Oversized Coffee Table Project

Coffee Table Sketch

Sometimes you start with a simple sketch for something you might want to build. In this case I felt the need to make a bigger coffee for my living room, but at the same time I wanted it to be a little more detailed and creative than the simple ones that you can find in any furniture store.

Coffee Table 1

So then the gluing begins. Okay, the next step was really then we go and buy the wood after deciding exactly how I plan to make the table look when all is said and done.

Coffee Table 2

The table actually has three distinct areas that I was working on at the same time. The base pictured above.

Coffee Table 3

The table top foundation in the picture above. You can see the top and the base in the same picture.

Coffee Table 5

And the blocks that will be used to cover the top with the pattern I want. What you see is 8 foot lengths of four 1 x 3 planks glued and shaped into a 3" x 3" square.

Coffee Table 4

The rough test to make sure the table layout with work is the next step. The look and balance seems to be good, so time to move forward.

Coffee Table 7

Then we cut the 270 blocks, of which I will need 256 blocks to cover the 4' x 4' table top.

Coffee Table 6

To make sure that the top is the right size, and that the pattern I was looking to make will work the way that I want it to look.

Coffee Table 9

Then I finished the final design for the base; one that would easily be able to support the full weight of the top when it's finished, and whatever else I need to place on top of it.

Coffee Table 10

After that.. the gluing of the blocks begins. There are a lot of guidelines drawn on the table to make sure that I stay on track with the layout, and the carpenter square to try and keep everything squared away.

Coffee Table 11

After 5 days and sixteen blocks at a time finally all 256 blocks are glued in place.
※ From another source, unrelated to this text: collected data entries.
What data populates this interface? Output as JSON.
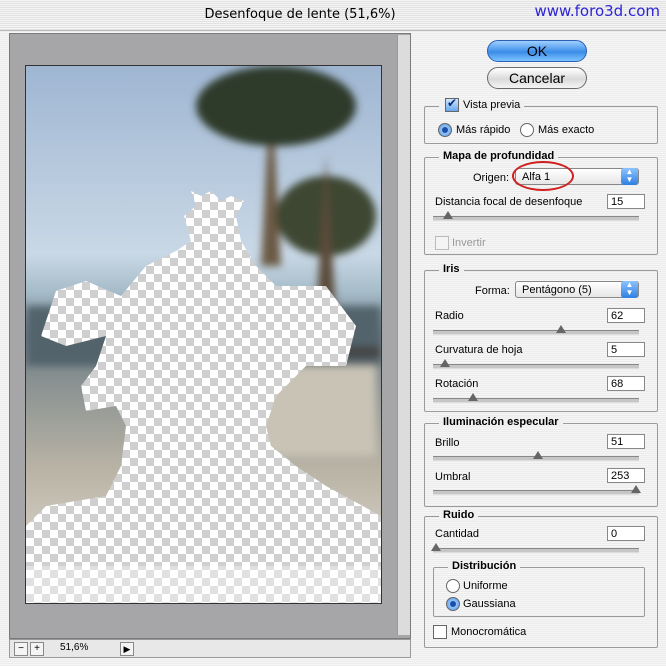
{
  "window": {
    "title": "Desenfoque de lente (51,6%)",
    "watermark": "www.foro3d.com"
  },
  "preview": {
    "zoom": "51,6%",
    "zoom_out": "−",
    "zoom_in": "+"
  },
  "buttons": {
    "ok": "OK",
    "cancel": "Cancelar"
  },
  "preview_group": {
    "legend": "Vista previa",
    "checked": true,
    "fast": "Más rápido",
    "exact": "Más exacto",
    "selected": "fast"
  },
  "depth_map": {
    "legend": "Mapa de profundidad",
    "source_label": "Origen:",
    "source_value": "Alfa 1",
    "focal_label": "Distancia focal de desenfoque",
    "focal_value": "15",
    "invert_label": "Invertir"
  },
  "iris": {
    "legend": "Iris",
    "shape_label": "Forma:",
    "shape_value": "Pentágono (5)",
    "radius_label": "Radio",
    "radius_value": "62",
    "curvature_label": "Curvatura de hoja",
    "curvature_value": "5",
    "rotation_label": "Rotación",
    "rotation_value": "68"
  },
  "specular": {
    "legend": "Iluminación especular",
    "brightness_label": "Brillo",
    "brightness_value": "51",
    "threshold_label": "Umbral",
    "threshold_value": "253"
  },
  "noise": {
    "legend": "Ruido",
    "amount_label": "Cantidad",
    "amount_value": "0",
    "distribution_legend": "Distribución",
    "uniform": "Uniforme",
    "gaussian": "Gaussiana",
    "selected": "gaussian",
    "mono_label": "Monocromática"
  },
  "colors": {
    "accent": "#3b8ce8",
    "highlight": "#d02020",
    "watermark": "#2c24d6"
  }
}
It would be great if that what was all I needed to do.

Coffee Table 12

Let the sanding begin. With low grit paper on a belt sander it doesn't take all that long to level things out, and square up the edges and the corners.

Coffee Table 13

After that it takes a little time, then it is the filling of the openings, the gaps, and the cracks in the surface.

Coffee Table 14

While doing that I am still moving the base forward staining it a nice dark hickory color.

Coffee Table 15

And then a basic color test for the table design.

Coffee Table 16

Finally adding the edge to the top to finalize the design.

Coffee Table 17

Next it's time for the final sanding of the top.

Coffee Table 18

Then it's the first layer of finish for the top.

Coffee Table 21

While putting on the last layers of finish on the table base. Each part is done using a slightly different style.

Tray Image  20

After that the final layer of finish on the top using a thick epoxy glaze coat.

Tray Image 22

Then after several days of drying, and finally mounting the top to the base, it was time to put the table in it's final place in my living room. It looks almost like it was designed for the space and the room... because it was.